Typically, the Marine Corps Fleet Immersion program takes place within the first two weeks of a 15-week AMW WTI course of instruction, providing students with varying levels of AMW experience an opportunity to develop their understanding of Navy and Marine Corps integration in amphibious operations. In this instance, instructors and WTI candidates from SMWDC’s AMW Division visited Marine Corps units at Marine Corps Base Camp Lejeune and Marine Corps Air Stations Cherry Point and New River to baseline WTI candidate knowledge and to develop relationships with their Marine Corps colleagues. SMWDC’s AMW Division relied on the support of II Marine Expeditionary Force (MEF) to provide this training opportunity to WTI candidates.

“WTI candidate integration with the Marine Corps early in the curriculum provides them a fresh lens to view amphibious operations through the remainder of AMW WTI course of instruction,” said Capt. Darren Nelson, director of SMWDC’s AMW Division. “We couldn’t do it without the extensive support of II MEF. They go above and beyond to support this integration effort and it’s been a consistently positive experience for the AMW WTI cadre whenever we’ve had a chance to integrate with our Marine Corps teammates.”

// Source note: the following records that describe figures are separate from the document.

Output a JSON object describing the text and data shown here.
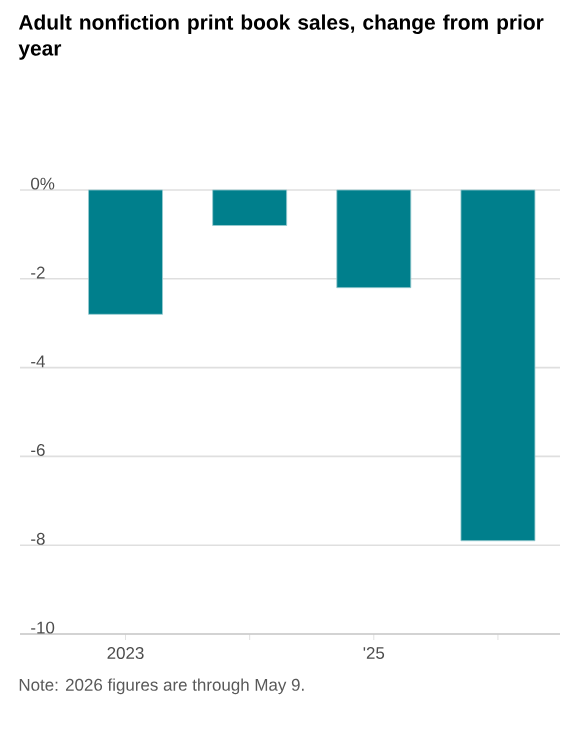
{
  "chart_data": {
    "type": "bar",
    "title": "Adult nonfiction print book sales, change from prior year",
    "categories": [
      "2023",
      null,
      "'25",
      null
    ],
    "values": [
      -2.8,
      -0.8,
      -2.2,
      -7.9
    ],
    "color": "#007f8c",
    "ylim": [
      -10,
      0
    ],
    "yticks": [
      {
        "value": 0,
        "label": "0%"
      },
      -2,
      -4,
      -6,
      -8,
      -10
    ],
    "grid": "y",
    "annotations": [
      "Note: 2026 figures are through May 9."
    ]
  }
}
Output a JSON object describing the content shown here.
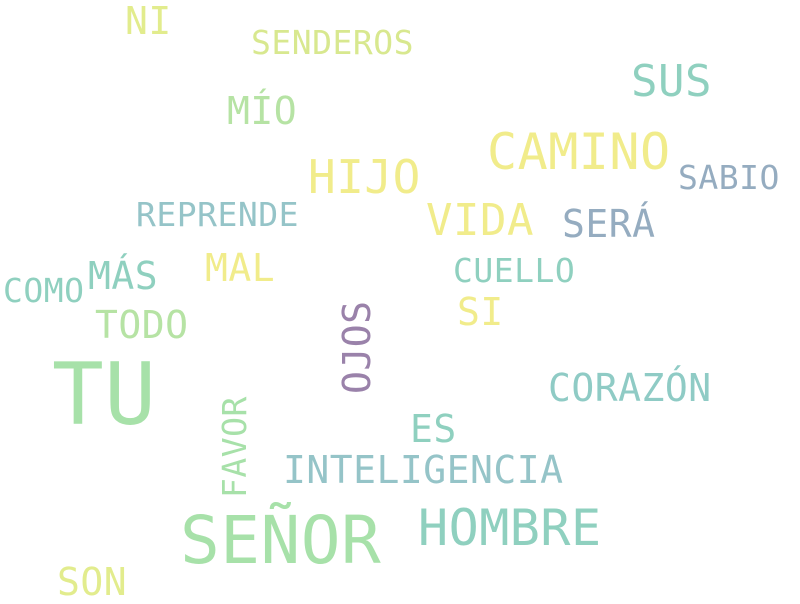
{
  "words": [
    {
      "text": "TU",
      "color": "#a7e1a9"
    },
    {
      "text": "SEÑOR",
      "color": "#a7e1a9"
    },
    {
      "text": "CAMINO",
      "color": "#f1ec8b"
    },
    {
      "text": "HIJO",
      "color": "#f1ec8b"
    },
    {
      "text": "VIDA",
      "color": "#f1ec8b"
    },
    {
      "text": "HOMBRE",
      "color": "#8fd0bf"
    },
    {
      "text": "SUS",
      "color": "#8fd0bf"
    },
    {
      "text": "CORAZÓN",
      "color": "#8fcbc5"
    },
    {
      "text": "INTELIGENCIA",
      "color": "#95c4c8"
    },
    {
      "text": "SERÁ",
      "color": "#95acc0"
    },
    {
      "text": "MÍO",
      "color": "#b6e3a4"
    },
    {
      "text": "MAL",
      "color": "#f1ec8b"
    },
    {
      "text": "MÁS",
      "color": "#8fd0bf"
    },
    {
      "text": "SI",
      "color": "#f1ec8b"
    },
    {
      "text": "ES",
      "color": "#8fd0bf"
    },
    {
      "text": "TODO",
      "color": "#b6e3a4"
    },
    {
      "text": "REPRENDE",
      "color": "#95c4c8"
    },
    {
      "text": "SABIO",
      "color": "#95acc0"
    },
    {
      "text": "CUELLO",
      "color": "#8fd0bf"
    },
    {
      "text": "COMO",
      "color": "#8fd0bf"
    },
    {
      "text": "SENDEROS",
      "color": "#d8e88f"
    },
    {
      "text": "NI",
      "color": "#e2ec8d"
    },
    {
      "text": "SON",
      "color": "#e2ec8d"
    },
    {
      "text": "OJOS",
      "color": "#9a82aa"
    },
    {
      "text": "FAVOR",
      "color": "#a7e1a9"
    }
  ]
}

During the program, WTI candidates participated in multiple round-table discussions ranging from the Marine Expeditionary Brigade down to the company-level, covering a multitude of topics including operational planning, asset allocation for mission sets, deployment battle rhythm, and staff integration considerations - all providing entry points of learning for developing plans for amphibious warfare.

Candidates also gained hands-on experience through a variety of dynamic displays, where Marine Corps instructors briefed the WTI candidates on the capabilities of fixed and rotary-wing aircraft, amphibious and ground vehicles, and multiple weapons systems.

“Having the opportunity to visit and interact with the Marine Corps was indispensable to me,” said Lt. Ashley Gernhardt, an AMW WTI candidate. “It was great talking with the Marines who operate the gear and getting hands-on experience with the static displays. This trip reinforced the need for our units’ cohesion starting from the planning phase onward through all aspects of amphibious warfare.”

After completing the AMW WTI course of instruction, WTI patch-wearers return to readiness production tours at SMWDC headquarters, one of the four SMWDC divisions, or selected training commands. In addition to the professional development and expertise WTIs gain through their duties as trainers and planners, they also teach the skills they learn through Surface Warfare Advanced Tactical Training (SWATT) – SMWDC’s premiere advanced tactical training exercise – and other Fleet training opportunities.

SMWDC continues to increase the lethality and tactical proficiency of the Surface Fleet as the Surface Warfare community’s Warfighting Development Center. It is headquartered at Naval Base San Diego with four divisions in Virginia and California focused on Sea Combat, Integrated Air and Missile Defense, AMW, and Mine Warfare.